Ellis: Less than 5% of the American population really have a cholesterol problem, and this is a medical problem; these are sick people. People who are not sick do not have the problem, and diet is simply not a part of the problem. The fat in food affects only a small percent of people in terms of having a significant effect on their blood cholesterol. And blood cholesterol levels for more than 95% of the population are not, in anyway, related to the rate of heart disease. Eggs and beef may be high in cholesterol, but for the vast majority of people, especially bodybuilders, these foods do not raise cholesterol. For example, a recent study showed that people with high cholesterol who went on a diet only of rib-eye steaks, lowered their cholesterol significantly. Cholesterol values dropped from a pre-diet level of 263 mg to 189 mg. Low-carbohydrate eating always leads to a decrease in cholesterol and triglyceride levels.
I don’t think that bodybuilders, or anyone else in regular training, need to worry about cholesterol, unless the values begin to exceed 275 mg. Most other people could easily maintain normal, healthy levels by reducing their overweight, over-fat condition.
I think the threshold for dietary carbohydrate reduction to make a positive effect in increasing muscle mass and decreasing body fat begins when carbohydrate intake is reduced to a level lower than 25% of total daily calorie intake. I believe that this level is still too high to realize optimal benefit. I also do not know if 0% carbohydrate intake is more effective than, say, 10% or 15% of daily carbohydrate intake as a caloric percentage of the whole day’s calorie intake.
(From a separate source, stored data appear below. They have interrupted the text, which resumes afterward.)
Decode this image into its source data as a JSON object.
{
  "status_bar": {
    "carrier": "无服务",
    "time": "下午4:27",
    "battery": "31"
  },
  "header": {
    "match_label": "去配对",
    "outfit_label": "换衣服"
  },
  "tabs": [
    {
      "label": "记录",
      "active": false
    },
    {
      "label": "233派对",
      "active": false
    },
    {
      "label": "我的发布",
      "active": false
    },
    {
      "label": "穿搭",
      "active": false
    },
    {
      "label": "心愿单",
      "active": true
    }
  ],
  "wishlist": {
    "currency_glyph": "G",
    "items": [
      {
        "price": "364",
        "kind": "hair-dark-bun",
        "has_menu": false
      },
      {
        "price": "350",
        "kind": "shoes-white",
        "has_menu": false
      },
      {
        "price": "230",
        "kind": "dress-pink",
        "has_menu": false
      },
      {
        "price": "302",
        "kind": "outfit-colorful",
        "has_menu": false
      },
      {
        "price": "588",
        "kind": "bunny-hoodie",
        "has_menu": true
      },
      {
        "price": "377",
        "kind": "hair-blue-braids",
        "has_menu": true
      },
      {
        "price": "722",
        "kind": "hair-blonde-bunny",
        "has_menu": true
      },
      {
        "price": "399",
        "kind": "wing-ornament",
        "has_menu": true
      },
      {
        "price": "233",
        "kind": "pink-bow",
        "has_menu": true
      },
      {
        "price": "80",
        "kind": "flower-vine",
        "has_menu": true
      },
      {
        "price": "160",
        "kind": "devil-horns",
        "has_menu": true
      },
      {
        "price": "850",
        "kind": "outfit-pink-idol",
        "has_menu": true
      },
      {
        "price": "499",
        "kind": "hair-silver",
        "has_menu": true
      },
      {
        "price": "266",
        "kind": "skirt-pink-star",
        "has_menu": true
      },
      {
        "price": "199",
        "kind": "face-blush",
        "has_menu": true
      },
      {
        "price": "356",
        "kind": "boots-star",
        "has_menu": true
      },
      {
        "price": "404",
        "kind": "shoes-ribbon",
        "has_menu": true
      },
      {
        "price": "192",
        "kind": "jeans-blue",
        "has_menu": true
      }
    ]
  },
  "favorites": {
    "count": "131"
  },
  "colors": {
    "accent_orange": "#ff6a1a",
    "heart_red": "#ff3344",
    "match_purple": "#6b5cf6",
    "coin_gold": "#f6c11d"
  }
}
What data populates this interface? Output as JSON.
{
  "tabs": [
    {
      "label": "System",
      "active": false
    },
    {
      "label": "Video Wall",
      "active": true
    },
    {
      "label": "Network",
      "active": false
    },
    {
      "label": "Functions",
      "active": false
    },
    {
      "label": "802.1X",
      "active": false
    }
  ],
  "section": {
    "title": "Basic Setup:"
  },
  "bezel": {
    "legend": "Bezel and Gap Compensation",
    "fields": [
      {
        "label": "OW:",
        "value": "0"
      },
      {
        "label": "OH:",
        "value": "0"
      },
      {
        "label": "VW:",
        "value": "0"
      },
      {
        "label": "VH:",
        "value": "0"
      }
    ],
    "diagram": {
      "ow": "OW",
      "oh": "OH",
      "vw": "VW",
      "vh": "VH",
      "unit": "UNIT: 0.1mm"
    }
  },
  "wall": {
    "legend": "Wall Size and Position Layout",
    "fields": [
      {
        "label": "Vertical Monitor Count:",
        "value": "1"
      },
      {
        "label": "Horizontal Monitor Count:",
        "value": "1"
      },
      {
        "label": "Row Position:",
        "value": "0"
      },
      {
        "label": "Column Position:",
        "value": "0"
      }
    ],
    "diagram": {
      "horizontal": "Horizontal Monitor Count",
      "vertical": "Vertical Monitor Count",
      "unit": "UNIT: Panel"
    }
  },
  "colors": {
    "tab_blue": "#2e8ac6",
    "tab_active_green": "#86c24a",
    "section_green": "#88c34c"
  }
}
Many people argue against a high-protein diet as dangerous to the function of the liver and kidneys. There is absolutely no research to support this belief, and in fact, there is an abundance of research indicating that a high-protein diet is very effective in improving liver function. Too often, in the area of nutrition, many studies are don on sick individuals, and there are too few studies on athletes.
Al: Do you have any final piece of advice for our readers?
Ellis: I realize that a lot of this is different from anything your readers have read or heard. However, the risks are non-existent, and the benefits are high. I wish bodybuilders and other athletes would experiment for an appreciable time with a higher fat diet and get off this ultra-high carbohydrate diet thing. If they are concerned with their blood fat and cholesterol levels, they can monitor them. I do know that a diet somewhat higher in fats and proteins will not only make your muscles grow faster, but will also give you better endurance. Give it a try.